In comparison with international studies on permeable reactive barriers for acid mine drainage [26,27,28,29,30,31], the concentrations and risk reduction observed here are typical for single-material carbonate systems in short-term laboratory tests. However, they also highlight the current limitations of the tested configuration for direct practical application. The treated water cannot be considered suitable for environmental discharge or any human use without further optimization. To achieve acceptable risk levels (CR ≤ 10⁻⁴ and HI < 1), increasing the sorbent-to-filtrate ratio and combining materials is recommended. In practical applications, a layered configuration appears most promising: an upstream layer of local soil (effective for Mn, Zn, and partial Cd removal and providing mechanical filtration) followed by a downstream taurite layer (superior for As, Al, Fe, Cu, and pH neutralization). Alternatively, a mixed bed could combine the cost effectiveness of soil with the high selectivity of taurite. Such hybrid barriers would allow sequential treatment mechanisms—precipitation/neutralization in the first layer and enhanced sorption/complexation in the second—and are expected to improve removal of the critical residual contaminants As, Co, and Ni. Pilot-scale testing of these configurations is currently under preparation.

4. Conclusions

The Baley gold ore district was developed from 1929 to 1995. The ores were enriched by amalgamation and flotation methods followed by cyanidation of the concentrates. More than 3 million m³ of acidic drainage waters have accumulated in the Baley and Taseevsky open pits as well as in the Kokuy tailings storage facility.
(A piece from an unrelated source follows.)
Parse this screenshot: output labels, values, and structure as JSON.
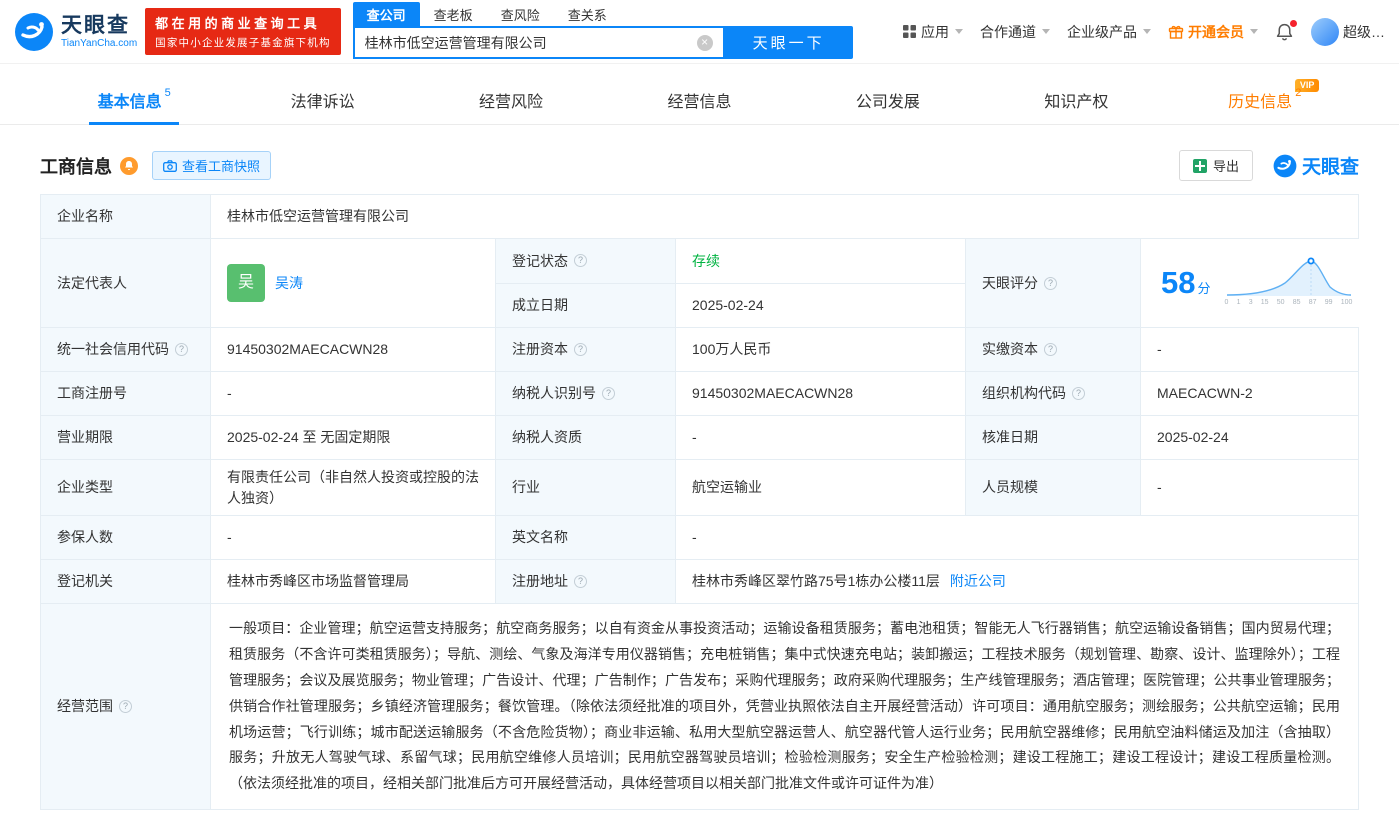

This study provides the first laboratory-scale demonstration for metal-laden waters from the Baley gold deposit using artificial geochemical barriers with local soil and taurite sorbent. The scientific contribution lies in quantifying the superior performance of taurite over local soil and linking geochemical treatment efficiency directly to human health risk reduction using U.S. EPA methodology.

In the technogenic water samples collected in the study area in 2022, multiple exceedances of the maximum permissible concentrations (MPCs) for fishery water bodies were observed (times): Mn (92–6594), Al (16–1473), Zn (4–486), Cu (214–414), Ni (75–295), and Fe (7–232). The most contaminated object is the Kokuy tailings storage facility; therefore, hydrochemical samples from this site were treated using a model of an artificial geochemical barrier.
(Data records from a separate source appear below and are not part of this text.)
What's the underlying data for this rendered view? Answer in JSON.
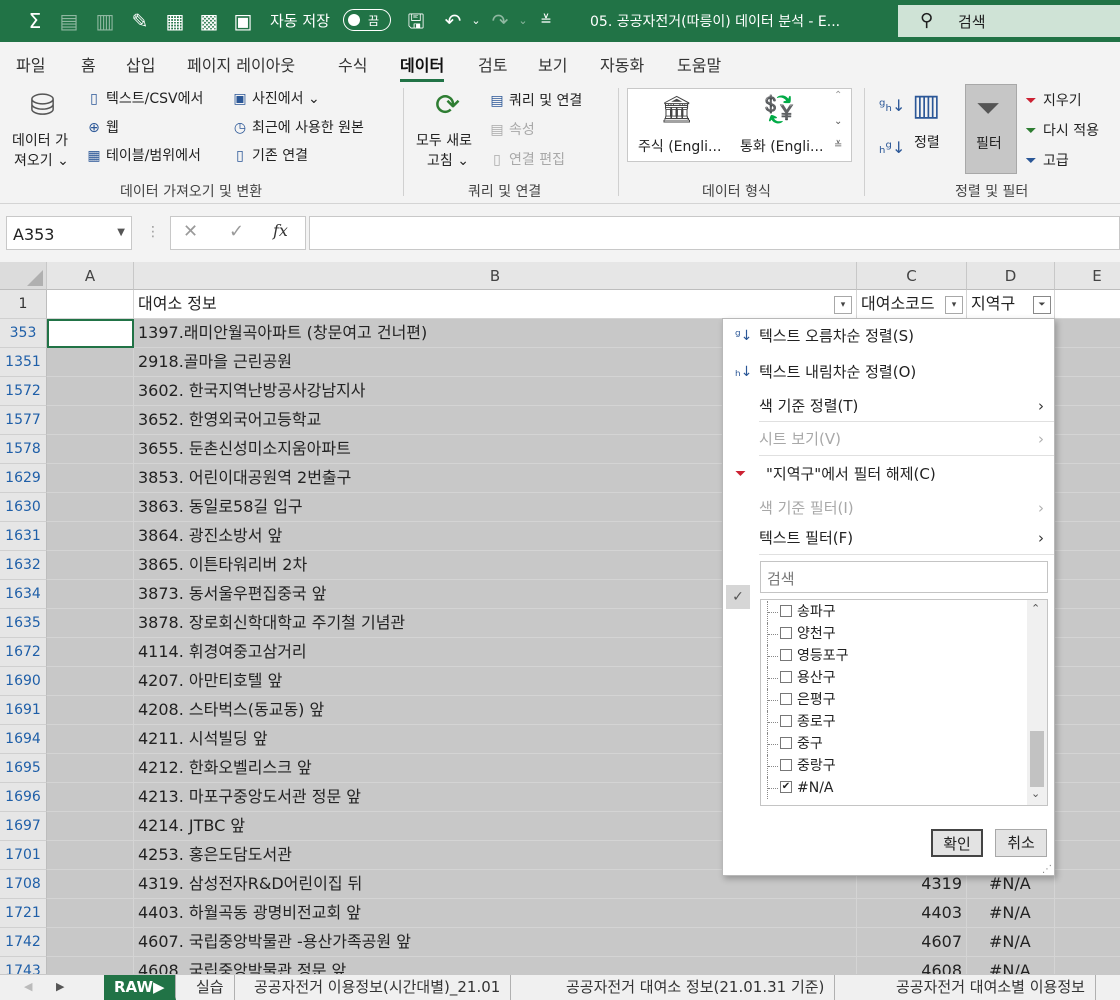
{
  "title_bar": {
    "autosave_label": "자동 저장",
    "autosave_state": "끔",
    "document_title": "05. 공공자전거(따릉이) 데이터 분석  -  E...",
    "search_placeholder": "검색",
    "quick_access_icons": [
      "sum-icon",
      "clipboard-icon",
      "page-icon",
      "edit-icon",
      "grid-icon",
      "pivot-icon",
      "frame-icon",
      "save-icon",
      "undo-icon",
      "redo-icon",
      "customize-icon"
    ]
  },
  "ribbon_tabs": [
    "파일",
    "홈",
    "삽입",
    "페이지 레이아웃",
    "수식",
    "데이터",
    "검토",
    "보기",
    "자동화",
    "도움말"
  ],
  "active_tab": "데이터",
  "ribbon": {
    "get_data_l1": "데이터 가",
    "get_data_l2": "져오기 ⌄",
    "text_csv": "텍스트/CSV에서",
    "web": "웹",
    "table_range": "테이블/범위에서",
    "from_picture": "사진에서 ⌄",
    "recent_sources": "최근에 사용한 원본",
    "existing_conn": "기존 연결",
    "group_get_transform": "데이터 가져오기 및 변환",
    "refresh_l1": "모두 새로",
    "refresh_l2": "고침 ⌄",
    "queries_conn": "쿼리 및 연결",
    "properties": "속성",
    "edit_links": "연결 편집",
    "group_queries": "쿼리 및 연결",
    "stocks": "주식 (Engli...",
    "currencies": "통화 (Engli...",
    "group_datatypes": "데이터 형식",
    "sort_btn": "정렬",
    "filter_btn": "필터",
    "clear": "지우기",
    "reapply": "다시 적용",
    "advanced": "고급",
    "group_sort_filter": "정렬 및 필터"
  },
  "formula_bar": {
    "name_box": "A353",
    "fx": "fx",
    "formula": ""
  },
  "columns": [
    "A",
    "B",
    "C",
    "D",
    "E"
  ],
  "header_row": {
    "row": "1",
    "b": "대여소 정보",
    "c": "대여소코드",
    "d": "지역구"
  },
  "rows": [
    {
      "row": "353",
      "b": "1397.래미안월곡아파트 (창문여고 건너편)",
      "c": "",
      "d": ""
    },
    {
      "row": "1351",
      "b": "2918.골마을 근린공원",
      "c": "",
      "d": ""
    },
    {
      "row": "1572",
      "b": "3602. 한국지역난방공사강남지사",
      "c": "",
      "d": ""
    },
    {
      "row": "1577",
      "b": "3652. 한영외국어고등학교",
      "c": "",
      "d": ""
    },
    {
      "row": "1578",
      "b": "3655. 둔촌신성미소지움아파트",
      "c": "",
      "d": ""
    },
    {
      "row": "1629",
      "b": "3853. 어린이대공원역 2번출구",
      "c": "",
      "d": ""
    },
    {
      "row": "1630",
      "b": "3863. 동일로58길 입구",
      "c": "",
      "d": ""
    },
    {
      "row": "1631",
      "b": "3864. 광진소방서 앞",
      "c": "",
      "d": ""
    },
    {
      "row": "1632",
      "b": "3865. 이튼타워리버 2차",
      "c": "",
      "d": ""
    },
    {
      "row": "1634",
      "b": "3873. 동서울우편집중국 앞",
      "c": "",
      "d": ""
    },
    {
      "row": "1635",
      "b": "3878. 장로회신학대학교 주기철 기념관",
      "c": "",
      "d": ""
    },
    {
      "row": "1672",
      "b": "4114. 휘경여중고삼거리",
      "c": "",
      "d": ""
    },
    {
      "row": "1690",
      "b": "4207. 아만티호텔 앞",
      "c": "",
      "d": ""
    },
    {
      "row": "1691",
      "b": "4208. 스타벅스(동교동) 앞",
      "c": "",
      "d": ""
    },
    {
      "row": "1694",
      "b": "4211. 시석빌딩 앞",
      "c": "",
      "d": ""
    },
    {
      "row": "1695",
      "b": "4212. 한화오벨리스크 앞",
      "c": "",
      "d": ""
    },
    {
      "row": "1696",
      "b": "4213. 마포구중앙도서관 정문 앞",
      "c": "",
      "d": ""
    },
    {
      "row": "1697",
      "b": "4214. JTBC 앞",
      "c": "",
      "d": ""
    },
    {
      "row": "1701",
      "b": "4253. 홍은도담도서관",
      "c": "",
      "d": ""
    },
    {
      "row": "1708",
      "b": "4319. 삼성전자R&D어린이집 뒤",
      "c": "4319",
      "d": "#N/A"
    },
    {
      "row": "1721",
      "b": "4403. 하월곡동 광명비전교회 앞",
      "c": "4403",
      "d": "#N/A"
    },
    {
      "row": "1742",
      "b": "4607. 국립중앙박물관 -용산가족공원 앞",
      "c": "4607",
      "d": "#N/A"
    },
    {
      "row": "1743",
      "b": "4608. 국립중앙박물관 정문 앞",
      "c": "4608",
      "d": "#N/A"
    }
  ],
  "filter_panel": {
    "sort_asc": "텍스트 오름차순 정렬(S)",
    "sort_desc": "텍스트 내림차순 정렬(O)",
    "sort_by_color": "색 기준 정렬(T)",
    "sheet_view": "시트 보기(V)",
    "clear_filter": "\"지역구\"에서 필터 해제(C)",
    "filter_by_color": "색 기준 필터(I)",
    "text_filters": "텍스트 필터(F)",
    "search_placeholder": "검색",
    "items": [
      {
        "label": "송파구",
        "checked": false
      },
      {
        "label": "양천구",
        "checked": false
      },
      {
        "label": "영등포구",
        "checked": false
      },
      {
        "label": "용산구",
        "checked": false
      },
      {
        "label": "은평구",
        "checked": false
      },
      {
        "label": "종로구",
        "checked": false
      },
      {
        "label": "중구",
        "checked": false
      },
      {
        "label": "중랑구",
        "checked": false
      },
      {
        "label": "#N/A",
        "checked": true
      }
    ],
    "ok": "확인",
    "cancel": "취소"
  },
  "sheet_tabs": [
    "RAW▶",
    "실습",
    "공공자전거 이용정보(시간대별)_21.01",
    "공공자전거 대여소 정보(21.01.31 기준)",
    "공공자전거 대여소별 이용정보"
  ],
  "active_sheet": "RAW▶",
  "colors": {
    "excel_green": "#217346",
    "selection_gray": "#c8c8c8",
    "row_number_blue": "#1f5fa8"
  }
}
Laboratory experiments showed that, during the treatment of technogenic waters, the taurite sorbent demonstrated higher and more-stable sorption efficiency than soil for most elements, especially As, Cd, Al, Mn, Fe, and Cu. Soil showed good results only for Mn and Zn.

The distribution of element concentrations before treatment on the barriers follows the order Mn > Al > Fe > Zn > Ni > Co > Cu > As > Cr > Cd > Pb. After treatment with the taurite sorbent, it changes to Mn > Al > Fe > Ni > Co > Zn > Cu > As ≈ Cr > Cd > Pb, while, after soil treatment, it becomes Al > Fe > Ni > Co > Mn > Zn > Cu > As > Cr > Pb > Cd.

Both sorbents reduce risk values compared with the initial samples; however, the treated aqueous solutions retain an unacceptably high risk level. The main contribution to the residual risk after treatment on the model of an artificial geochemical barrier is made by As, Co, and Ni, which are poorly removed by both sorbents.

To reduce the technogenic load on the hydrosphere and achieve acceptable risk values (CR ≤ 10⁻⁴ and HI < 1), it is necessary to increase the “filtering material–filtrate” ratio and to combine these sorbents.